Le courrier des lecteurs

A propos de l'article

On n'est pas rendus à Loches

Francis L. nous écrit :

"Au 19eme siécle l'Etat a choisi de privilégier la route de Saint Maure, la nationale 10, pour aller dans le Sud au dépend de la route de Loches, la laissant ainsi dans un mauvais état. D'où on n'est pas rendu à Loches ! "

Gueuler au charron

Zulunation nous écrit :

" "charron" est un dérivé de "char" avec le suffixe "on" et "crier[gueuler] au charron" signifie crier au secours - par exemple à la vue d'un voleur (d'où "charron" = voleur cf. 'Le langage parisien au XIX° siècle" par Sainean et Lazare, Ed. Boccard 1920) -.

Une piste très crédible pour l'origine de l'expression est proposée par Emile Chantard dans son ouvrage "La vie étrange de l'argot" (Denoël et Steele, 1931) : il y expose que le manque de graisse aux moyeux des roues provoquait lors de la rotation un bruit désagréable, j'ajoute : un bruit probablement assimilable à un cri au secours ... et voilà la boucle bouclée ! "

La maison du bon Dieu,

  • Au 19eme siécle l'Etat a choisi de privilégier la route de Sainte-Maure, la nationale 10, pour aller dans le Sud aux dépens de la route de Loches, la laissant ainsi dans un mauvais état. D'où "on n'est pas rendu à Loches !"

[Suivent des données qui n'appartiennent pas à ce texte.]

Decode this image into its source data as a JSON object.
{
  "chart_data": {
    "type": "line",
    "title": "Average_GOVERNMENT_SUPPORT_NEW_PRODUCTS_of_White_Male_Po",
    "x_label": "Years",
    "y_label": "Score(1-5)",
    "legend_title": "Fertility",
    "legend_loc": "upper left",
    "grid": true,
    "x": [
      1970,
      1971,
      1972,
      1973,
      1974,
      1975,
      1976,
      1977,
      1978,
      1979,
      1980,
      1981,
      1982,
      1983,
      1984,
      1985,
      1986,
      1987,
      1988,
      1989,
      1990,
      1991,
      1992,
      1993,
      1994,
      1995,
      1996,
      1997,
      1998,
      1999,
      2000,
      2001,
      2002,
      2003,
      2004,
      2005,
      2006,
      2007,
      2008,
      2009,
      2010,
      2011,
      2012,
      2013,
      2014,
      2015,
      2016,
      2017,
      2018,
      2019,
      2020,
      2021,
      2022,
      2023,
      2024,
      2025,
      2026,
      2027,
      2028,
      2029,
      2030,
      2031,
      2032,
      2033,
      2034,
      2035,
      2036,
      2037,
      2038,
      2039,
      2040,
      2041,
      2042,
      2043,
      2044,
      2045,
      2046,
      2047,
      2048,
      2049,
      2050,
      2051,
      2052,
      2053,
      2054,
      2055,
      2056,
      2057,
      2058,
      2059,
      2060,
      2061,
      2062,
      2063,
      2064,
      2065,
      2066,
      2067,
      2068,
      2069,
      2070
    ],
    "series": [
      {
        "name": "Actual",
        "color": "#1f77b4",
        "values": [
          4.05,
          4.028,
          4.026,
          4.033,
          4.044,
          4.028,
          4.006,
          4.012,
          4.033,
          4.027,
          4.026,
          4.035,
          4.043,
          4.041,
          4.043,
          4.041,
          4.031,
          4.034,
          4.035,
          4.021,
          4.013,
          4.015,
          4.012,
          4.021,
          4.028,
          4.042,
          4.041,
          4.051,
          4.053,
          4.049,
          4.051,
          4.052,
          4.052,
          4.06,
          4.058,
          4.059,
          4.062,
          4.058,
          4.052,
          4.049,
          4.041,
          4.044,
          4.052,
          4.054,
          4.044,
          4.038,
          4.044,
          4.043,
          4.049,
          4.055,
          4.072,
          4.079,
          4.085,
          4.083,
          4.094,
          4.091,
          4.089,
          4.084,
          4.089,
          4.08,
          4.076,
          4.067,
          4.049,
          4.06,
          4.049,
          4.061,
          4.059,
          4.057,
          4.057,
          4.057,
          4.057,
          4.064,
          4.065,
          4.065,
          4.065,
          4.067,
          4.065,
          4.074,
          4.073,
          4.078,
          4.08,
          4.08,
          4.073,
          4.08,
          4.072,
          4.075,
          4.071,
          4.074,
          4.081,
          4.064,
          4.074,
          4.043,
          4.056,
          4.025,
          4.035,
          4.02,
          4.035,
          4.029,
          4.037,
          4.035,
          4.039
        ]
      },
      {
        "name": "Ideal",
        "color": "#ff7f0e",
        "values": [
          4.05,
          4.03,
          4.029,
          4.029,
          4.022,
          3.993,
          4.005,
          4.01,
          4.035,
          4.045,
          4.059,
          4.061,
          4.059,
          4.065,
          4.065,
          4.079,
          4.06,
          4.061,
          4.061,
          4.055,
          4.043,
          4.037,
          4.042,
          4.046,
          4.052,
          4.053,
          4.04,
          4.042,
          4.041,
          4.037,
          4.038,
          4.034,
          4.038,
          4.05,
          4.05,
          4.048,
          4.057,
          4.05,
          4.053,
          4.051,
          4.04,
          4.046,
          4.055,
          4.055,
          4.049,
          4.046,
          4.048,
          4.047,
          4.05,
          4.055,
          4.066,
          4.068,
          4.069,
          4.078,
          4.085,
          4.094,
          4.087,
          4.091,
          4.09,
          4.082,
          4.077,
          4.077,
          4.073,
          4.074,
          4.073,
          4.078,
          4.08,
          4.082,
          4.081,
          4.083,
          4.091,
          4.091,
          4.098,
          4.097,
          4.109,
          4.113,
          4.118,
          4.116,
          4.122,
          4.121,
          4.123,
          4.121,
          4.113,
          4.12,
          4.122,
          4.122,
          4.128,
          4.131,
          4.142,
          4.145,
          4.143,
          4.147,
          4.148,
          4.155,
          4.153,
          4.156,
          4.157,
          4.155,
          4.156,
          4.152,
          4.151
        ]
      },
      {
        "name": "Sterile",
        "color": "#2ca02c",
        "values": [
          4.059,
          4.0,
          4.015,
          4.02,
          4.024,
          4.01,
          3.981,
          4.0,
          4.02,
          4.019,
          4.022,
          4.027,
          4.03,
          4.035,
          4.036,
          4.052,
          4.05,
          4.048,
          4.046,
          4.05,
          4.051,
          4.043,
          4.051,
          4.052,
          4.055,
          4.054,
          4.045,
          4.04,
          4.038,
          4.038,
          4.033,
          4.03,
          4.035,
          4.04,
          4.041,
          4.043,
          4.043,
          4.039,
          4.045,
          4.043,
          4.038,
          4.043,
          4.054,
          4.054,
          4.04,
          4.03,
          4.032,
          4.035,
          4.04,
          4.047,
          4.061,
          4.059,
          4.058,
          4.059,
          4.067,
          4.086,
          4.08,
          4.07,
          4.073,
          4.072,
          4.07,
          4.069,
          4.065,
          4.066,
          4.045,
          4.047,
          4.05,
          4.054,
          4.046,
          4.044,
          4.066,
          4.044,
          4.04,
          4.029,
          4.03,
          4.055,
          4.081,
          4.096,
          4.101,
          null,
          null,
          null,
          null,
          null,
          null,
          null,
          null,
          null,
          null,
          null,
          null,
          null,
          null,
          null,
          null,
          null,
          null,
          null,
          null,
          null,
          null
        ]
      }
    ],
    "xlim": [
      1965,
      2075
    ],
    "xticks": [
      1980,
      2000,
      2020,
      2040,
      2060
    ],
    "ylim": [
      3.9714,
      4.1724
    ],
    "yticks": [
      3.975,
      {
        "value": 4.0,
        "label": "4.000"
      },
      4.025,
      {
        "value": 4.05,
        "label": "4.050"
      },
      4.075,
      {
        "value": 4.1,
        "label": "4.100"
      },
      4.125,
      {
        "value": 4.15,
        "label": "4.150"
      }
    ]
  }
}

    Bâtie comme une cathédrale

    Bruno Grossoleil nous indique que Anne-Laure B. a raison mais qu'elle a oublié de préciser que "dans une cathédrale, les saints (seins) sont à l'intérieur" !

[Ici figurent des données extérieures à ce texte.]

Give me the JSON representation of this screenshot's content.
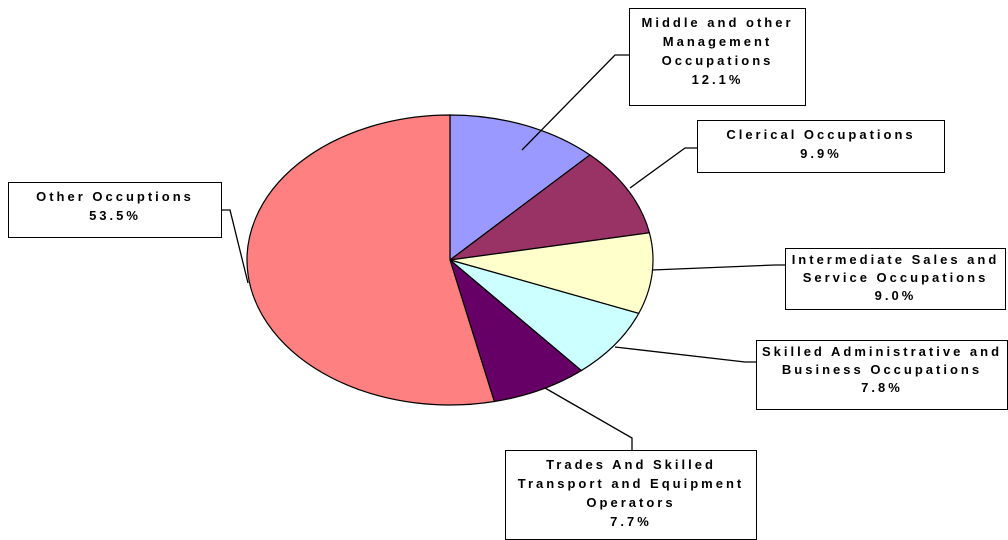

Utopiste nous écrit ceci :

"Un jour j'ai entendu ma voisine dire à sa copine en parlant de moi "ici c'est la maison du bon dieu". Elle n'en n'a jamais rien su (on ne se fréquentait pas), mais ce jour-là je me suis rendu
compte que ma maison était vraiment un lieu d'accueil où les gens (sdf, homo, toxico...) aimaient venir se ressourcer. Nous avions en effet accueilli plusieurs personnes (l'une après l'autre) et
nous leur avons offert l'hospitalité, le temps de se reconstruire. L'aventure continue. Mes enfants vont bientôt accueillir une jeune fille qui se retrouve à la rue suite à une rupture familiale.
Et si c'était ça la VRAIE SOLIDARITE ?
Que ceux qui ont la chance d'avoir une maison ouvrent leur porte à ceux qui sont dans la rue ! On pourra ainsi vraiment enrayer la misère !"

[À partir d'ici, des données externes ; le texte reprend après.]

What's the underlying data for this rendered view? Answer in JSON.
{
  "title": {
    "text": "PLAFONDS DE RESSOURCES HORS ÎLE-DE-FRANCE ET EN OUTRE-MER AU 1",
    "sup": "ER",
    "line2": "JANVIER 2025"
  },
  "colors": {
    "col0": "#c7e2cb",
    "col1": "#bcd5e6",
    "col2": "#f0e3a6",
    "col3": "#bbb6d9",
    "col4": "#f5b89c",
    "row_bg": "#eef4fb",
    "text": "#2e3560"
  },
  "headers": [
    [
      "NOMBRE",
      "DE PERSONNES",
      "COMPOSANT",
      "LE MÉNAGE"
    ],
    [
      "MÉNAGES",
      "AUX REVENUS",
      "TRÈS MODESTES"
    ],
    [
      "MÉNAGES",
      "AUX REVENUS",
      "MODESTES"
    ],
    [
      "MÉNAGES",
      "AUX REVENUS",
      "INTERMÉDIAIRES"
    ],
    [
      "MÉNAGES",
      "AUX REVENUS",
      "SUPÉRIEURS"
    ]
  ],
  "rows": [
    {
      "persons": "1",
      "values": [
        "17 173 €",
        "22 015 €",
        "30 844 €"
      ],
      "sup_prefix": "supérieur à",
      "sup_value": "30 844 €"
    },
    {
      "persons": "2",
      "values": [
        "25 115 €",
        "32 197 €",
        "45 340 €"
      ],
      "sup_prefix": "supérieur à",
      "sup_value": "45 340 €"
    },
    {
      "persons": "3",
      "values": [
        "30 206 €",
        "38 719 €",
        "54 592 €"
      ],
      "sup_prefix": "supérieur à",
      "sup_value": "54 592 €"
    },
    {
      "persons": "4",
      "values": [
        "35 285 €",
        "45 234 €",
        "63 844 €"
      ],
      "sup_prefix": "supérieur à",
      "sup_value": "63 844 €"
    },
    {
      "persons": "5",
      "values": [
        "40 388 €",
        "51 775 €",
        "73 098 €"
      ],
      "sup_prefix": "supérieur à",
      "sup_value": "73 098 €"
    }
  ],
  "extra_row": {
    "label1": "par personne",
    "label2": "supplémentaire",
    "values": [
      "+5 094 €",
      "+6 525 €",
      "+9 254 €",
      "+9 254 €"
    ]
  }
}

A propos de "Une famille tuyau de poële" (par Philippe D.)

  • Famille tuyau de poêle designe une famille qui pratique l'inceste dans tous les sens, comme des tuyaux de poêle s'enmanchent les uns dans les autres, cela désigne donc des membres d'une même famille qui "s'enfilent" sans tenir compte des liens de parenté ni des âges.
    "Tu fais ça mieux que papa."
    "Je sais maman me l'a déjà dit."
    cela pourrait être un dialogue entendu dans une famille tuyau de poêle. "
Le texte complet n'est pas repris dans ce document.